The second thought is one hinted at earlier whilst musing upon the fact that not all wolves are evil demons, any more than all pigs, or little girls for that matter, are angels in disguise. To categorise folk is an exercise prone to inaccuracies. Not only can good and bad be found in nations anywhere, regardless of sect, race, gender, colour, creed or nationality, but both saint and sinner hide within the single individual.
It has been remarked that within the newborn babe may dwell a nascent pot-bellied, cantankerous old man, or an over-weight, complaining old woman. Who foretold the future for the tiny babe that grew to be the convicted Moors murderess Myra Hindley, or of Florence Nightingale who brought comfort to the wounded. The sadistic prison guard in Belson and the humanitarian worker risking her life in the earthquake disaster zone both once lay in the cradle. What force chose the path the young child will follow? Which of us is without sin and therefore entitled to throw stones at another? Which of us can say with complete honesty that we would never, as two young pigs did, make a false choice of building materials? Which of us has never had the need to shelter from the storm within the walls erected by one more prudent than us?
The bedtime story we learnt as a child, to be passed on in turn to the next generation, presents the facts of life in simple language, illustrated on a canvas on which only black or white may be daubed. As we grow older the palette contains shades of grey also, as the colours mix. As the painting fills out, the underlying starkness is softened by greys, blues and reds, but the black and white foundation gives the picture structure.
The simple bedtime story introduces us to life in simple, rather stark, terms. It also illustrates that life is about choices. It emphasises that we need to exercise choice from a firm base, for there are those who will harm us if we are casual, seeking always the easy option. As we grow in years we discover that choosing the right option can be difficult. It can also involve making a judgement about which alternative is less wrong, when neither course is stainless and pure.

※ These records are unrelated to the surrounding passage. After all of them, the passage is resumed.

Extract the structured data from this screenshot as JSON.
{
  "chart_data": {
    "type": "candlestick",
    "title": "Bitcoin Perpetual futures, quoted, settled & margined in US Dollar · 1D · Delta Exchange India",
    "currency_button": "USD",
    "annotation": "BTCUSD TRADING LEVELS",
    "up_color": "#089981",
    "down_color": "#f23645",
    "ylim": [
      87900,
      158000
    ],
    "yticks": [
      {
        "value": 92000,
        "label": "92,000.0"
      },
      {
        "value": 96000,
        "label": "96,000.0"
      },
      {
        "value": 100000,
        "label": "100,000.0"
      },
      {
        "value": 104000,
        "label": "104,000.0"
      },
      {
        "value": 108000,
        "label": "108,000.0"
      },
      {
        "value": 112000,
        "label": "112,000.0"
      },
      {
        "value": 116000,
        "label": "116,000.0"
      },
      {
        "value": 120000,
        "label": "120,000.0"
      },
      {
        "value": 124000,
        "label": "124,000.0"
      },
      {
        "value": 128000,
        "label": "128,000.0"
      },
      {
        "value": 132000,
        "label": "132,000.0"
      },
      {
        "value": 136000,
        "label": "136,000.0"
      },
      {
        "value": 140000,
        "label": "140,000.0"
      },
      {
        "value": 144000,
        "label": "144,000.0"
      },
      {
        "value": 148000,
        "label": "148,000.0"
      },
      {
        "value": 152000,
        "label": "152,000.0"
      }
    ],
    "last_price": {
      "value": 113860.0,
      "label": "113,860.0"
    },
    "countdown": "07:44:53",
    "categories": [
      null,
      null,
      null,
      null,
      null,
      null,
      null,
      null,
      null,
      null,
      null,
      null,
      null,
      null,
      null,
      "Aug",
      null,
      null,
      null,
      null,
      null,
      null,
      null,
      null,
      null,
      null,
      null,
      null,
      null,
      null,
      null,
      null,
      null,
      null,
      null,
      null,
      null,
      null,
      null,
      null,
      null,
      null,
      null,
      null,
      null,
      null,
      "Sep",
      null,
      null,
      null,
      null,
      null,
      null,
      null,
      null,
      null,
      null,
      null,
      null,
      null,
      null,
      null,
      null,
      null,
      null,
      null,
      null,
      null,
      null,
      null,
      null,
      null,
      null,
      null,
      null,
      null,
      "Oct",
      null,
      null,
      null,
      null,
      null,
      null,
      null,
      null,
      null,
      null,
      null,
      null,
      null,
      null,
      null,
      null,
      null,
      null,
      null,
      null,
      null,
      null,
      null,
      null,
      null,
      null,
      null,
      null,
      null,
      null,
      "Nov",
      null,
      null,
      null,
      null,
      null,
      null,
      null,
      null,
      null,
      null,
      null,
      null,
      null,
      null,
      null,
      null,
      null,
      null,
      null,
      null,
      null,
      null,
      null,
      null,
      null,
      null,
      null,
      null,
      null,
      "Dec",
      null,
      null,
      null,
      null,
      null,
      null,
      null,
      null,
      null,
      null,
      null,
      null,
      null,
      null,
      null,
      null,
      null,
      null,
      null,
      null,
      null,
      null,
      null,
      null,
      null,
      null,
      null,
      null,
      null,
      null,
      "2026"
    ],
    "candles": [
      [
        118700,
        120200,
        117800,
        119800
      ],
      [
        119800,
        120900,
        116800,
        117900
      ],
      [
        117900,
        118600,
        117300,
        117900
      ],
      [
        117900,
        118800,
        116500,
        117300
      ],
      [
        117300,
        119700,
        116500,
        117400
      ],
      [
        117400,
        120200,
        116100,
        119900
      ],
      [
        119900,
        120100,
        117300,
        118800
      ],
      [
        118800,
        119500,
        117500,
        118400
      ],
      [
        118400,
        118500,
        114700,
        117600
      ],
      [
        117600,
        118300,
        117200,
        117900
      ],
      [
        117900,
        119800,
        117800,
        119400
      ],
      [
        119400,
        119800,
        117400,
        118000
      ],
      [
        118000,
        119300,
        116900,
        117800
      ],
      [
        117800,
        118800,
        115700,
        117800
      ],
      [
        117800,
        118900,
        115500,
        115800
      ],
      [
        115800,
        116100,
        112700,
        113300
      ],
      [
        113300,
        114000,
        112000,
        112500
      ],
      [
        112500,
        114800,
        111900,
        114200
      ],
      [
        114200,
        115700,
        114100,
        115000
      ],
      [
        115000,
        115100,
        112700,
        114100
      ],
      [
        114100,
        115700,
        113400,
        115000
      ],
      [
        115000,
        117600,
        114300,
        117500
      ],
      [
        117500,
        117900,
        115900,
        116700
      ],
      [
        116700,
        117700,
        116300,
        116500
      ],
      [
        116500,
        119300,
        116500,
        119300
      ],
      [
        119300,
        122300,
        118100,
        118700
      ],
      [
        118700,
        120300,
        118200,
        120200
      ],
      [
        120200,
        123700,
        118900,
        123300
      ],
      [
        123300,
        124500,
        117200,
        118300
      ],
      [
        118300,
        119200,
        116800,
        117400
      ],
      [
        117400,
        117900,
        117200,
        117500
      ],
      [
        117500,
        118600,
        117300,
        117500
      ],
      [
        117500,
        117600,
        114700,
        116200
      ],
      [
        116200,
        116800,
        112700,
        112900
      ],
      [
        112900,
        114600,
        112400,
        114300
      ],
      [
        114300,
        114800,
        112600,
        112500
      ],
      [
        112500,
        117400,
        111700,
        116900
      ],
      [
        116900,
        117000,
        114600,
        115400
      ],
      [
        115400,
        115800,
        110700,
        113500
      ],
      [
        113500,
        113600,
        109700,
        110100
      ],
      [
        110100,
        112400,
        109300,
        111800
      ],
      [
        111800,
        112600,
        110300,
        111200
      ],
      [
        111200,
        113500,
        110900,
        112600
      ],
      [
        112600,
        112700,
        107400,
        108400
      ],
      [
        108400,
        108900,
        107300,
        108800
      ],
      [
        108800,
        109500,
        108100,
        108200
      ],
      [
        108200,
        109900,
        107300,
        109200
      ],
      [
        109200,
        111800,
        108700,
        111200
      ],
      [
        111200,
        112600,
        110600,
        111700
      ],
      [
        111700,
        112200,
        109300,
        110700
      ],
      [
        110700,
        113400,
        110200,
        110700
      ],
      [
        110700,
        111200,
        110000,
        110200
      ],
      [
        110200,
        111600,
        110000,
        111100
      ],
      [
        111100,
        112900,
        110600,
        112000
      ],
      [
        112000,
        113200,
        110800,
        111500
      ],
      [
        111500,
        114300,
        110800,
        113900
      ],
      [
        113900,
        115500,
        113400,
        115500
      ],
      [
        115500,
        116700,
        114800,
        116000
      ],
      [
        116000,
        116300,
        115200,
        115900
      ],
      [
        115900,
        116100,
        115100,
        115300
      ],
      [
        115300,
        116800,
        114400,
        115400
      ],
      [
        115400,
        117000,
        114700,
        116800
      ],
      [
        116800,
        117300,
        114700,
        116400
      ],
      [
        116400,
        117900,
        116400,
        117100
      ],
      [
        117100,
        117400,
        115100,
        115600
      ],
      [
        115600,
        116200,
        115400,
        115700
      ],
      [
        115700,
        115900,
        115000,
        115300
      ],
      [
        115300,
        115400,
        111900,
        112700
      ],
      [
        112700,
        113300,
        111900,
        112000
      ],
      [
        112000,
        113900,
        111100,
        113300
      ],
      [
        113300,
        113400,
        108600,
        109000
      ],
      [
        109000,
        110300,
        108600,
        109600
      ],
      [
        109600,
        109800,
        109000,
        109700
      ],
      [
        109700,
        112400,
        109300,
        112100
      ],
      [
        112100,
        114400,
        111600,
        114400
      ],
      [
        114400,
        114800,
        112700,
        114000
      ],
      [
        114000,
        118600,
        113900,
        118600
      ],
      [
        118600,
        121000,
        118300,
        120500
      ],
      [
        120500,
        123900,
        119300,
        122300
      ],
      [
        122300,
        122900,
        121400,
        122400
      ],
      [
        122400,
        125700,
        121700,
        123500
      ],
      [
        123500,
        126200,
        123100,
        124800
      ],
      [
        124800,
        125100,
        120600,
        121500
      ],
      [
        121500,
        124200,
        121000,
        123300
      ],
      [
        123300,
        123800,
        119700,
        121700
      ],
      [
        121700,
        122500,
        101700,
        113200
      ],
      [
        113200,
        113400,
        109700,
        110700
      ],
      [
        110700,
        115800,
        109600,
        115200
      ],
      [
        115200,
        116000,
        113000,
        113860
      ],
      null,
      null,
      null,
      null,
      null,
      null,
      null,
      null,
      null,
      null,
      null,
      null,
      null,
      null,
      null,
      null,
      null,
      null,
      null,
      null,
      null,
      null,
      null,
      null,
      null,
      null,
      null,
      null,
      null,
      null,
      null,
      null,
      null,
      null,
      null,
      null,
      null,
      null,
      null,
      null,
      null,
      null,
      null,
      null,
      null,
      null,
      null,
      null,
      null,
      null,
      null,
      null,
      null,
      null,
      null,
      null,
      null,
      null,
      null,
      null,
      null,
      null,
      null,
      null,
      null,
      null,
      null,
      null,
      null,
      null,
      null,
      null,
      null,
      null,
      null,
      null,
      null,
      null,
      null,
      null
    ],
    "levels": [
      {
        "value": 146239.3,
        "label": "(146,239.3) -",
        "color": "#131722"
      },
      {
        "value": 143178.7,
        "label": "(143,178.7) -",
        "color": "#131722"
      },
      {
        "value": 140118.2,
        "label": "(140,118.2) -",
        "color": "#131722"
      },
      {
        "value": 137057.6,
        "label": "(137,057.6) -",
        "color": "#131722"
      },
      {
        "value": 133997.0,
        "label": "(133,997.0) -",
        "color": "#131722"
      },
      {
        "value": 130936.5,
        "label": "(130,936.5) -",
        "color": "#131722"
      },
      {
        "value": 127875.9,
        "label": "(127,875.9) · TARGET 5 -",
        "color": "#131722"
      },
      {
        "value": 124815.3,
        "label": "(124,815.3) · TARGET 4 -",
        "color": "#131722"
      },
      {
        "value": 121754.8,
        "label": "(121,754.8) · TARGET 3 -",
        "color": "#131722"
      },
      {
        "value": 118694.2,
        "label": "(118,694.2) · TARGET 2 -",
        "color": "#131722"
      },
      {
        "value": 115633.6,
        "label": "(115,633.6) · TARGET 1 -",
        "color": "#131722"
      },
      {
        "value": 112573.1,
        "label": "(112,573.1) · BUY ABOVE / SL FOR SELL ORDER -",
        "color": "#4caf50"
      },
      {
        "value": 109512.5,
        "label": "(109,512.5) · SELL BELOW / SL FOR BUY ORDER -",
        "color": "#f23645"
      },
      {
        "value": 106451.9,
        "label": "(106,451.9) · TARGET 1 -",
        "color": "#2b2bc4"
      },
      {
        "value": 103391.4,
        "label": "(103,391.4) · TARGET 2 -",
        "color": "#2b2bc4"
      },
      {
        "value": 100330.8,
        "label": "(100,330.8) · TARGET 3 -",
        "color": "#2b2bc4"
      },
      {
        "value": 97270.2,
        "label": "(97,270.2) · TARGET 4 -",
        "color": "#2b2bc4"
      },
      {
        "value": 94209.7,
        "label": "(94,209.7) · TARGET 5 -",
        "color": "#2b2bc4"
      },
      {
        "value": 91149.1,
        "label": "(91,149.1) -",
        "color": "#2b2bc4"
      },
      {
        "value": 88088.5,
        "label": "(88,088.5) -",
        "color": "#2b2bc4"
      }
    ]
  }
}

A re-occurring theme of mine is the complexity of deciding what is the right thing to do when the choices are not between yes or no, black or white, right or wrong, good or bad, but in the no-man’s land between two extremes. We can start from a firm platform of conviction, as did the wisest pig in the tale, and try not to stray too far away from there. There is an old revivalist hymn, not sung in our denomination, but many will know the rousing tune. The first verse poses this question.
Will your anchor hold in the storms of life,
When the clouds unfold their wings of strife?
When the strong tides lift and the cables strain,
Will your anchor drift, or firm remain?
Though the dwelling in the hymn tosses on the sea rather than be rooted on the land, the message is the universal one, presented in fairy tale, bedtime story, parable or novel; there will be huffing and puffing, blizzards and storms, around us on many days in our lives, so make ready beforehand. The big bad wolf is on the rampage.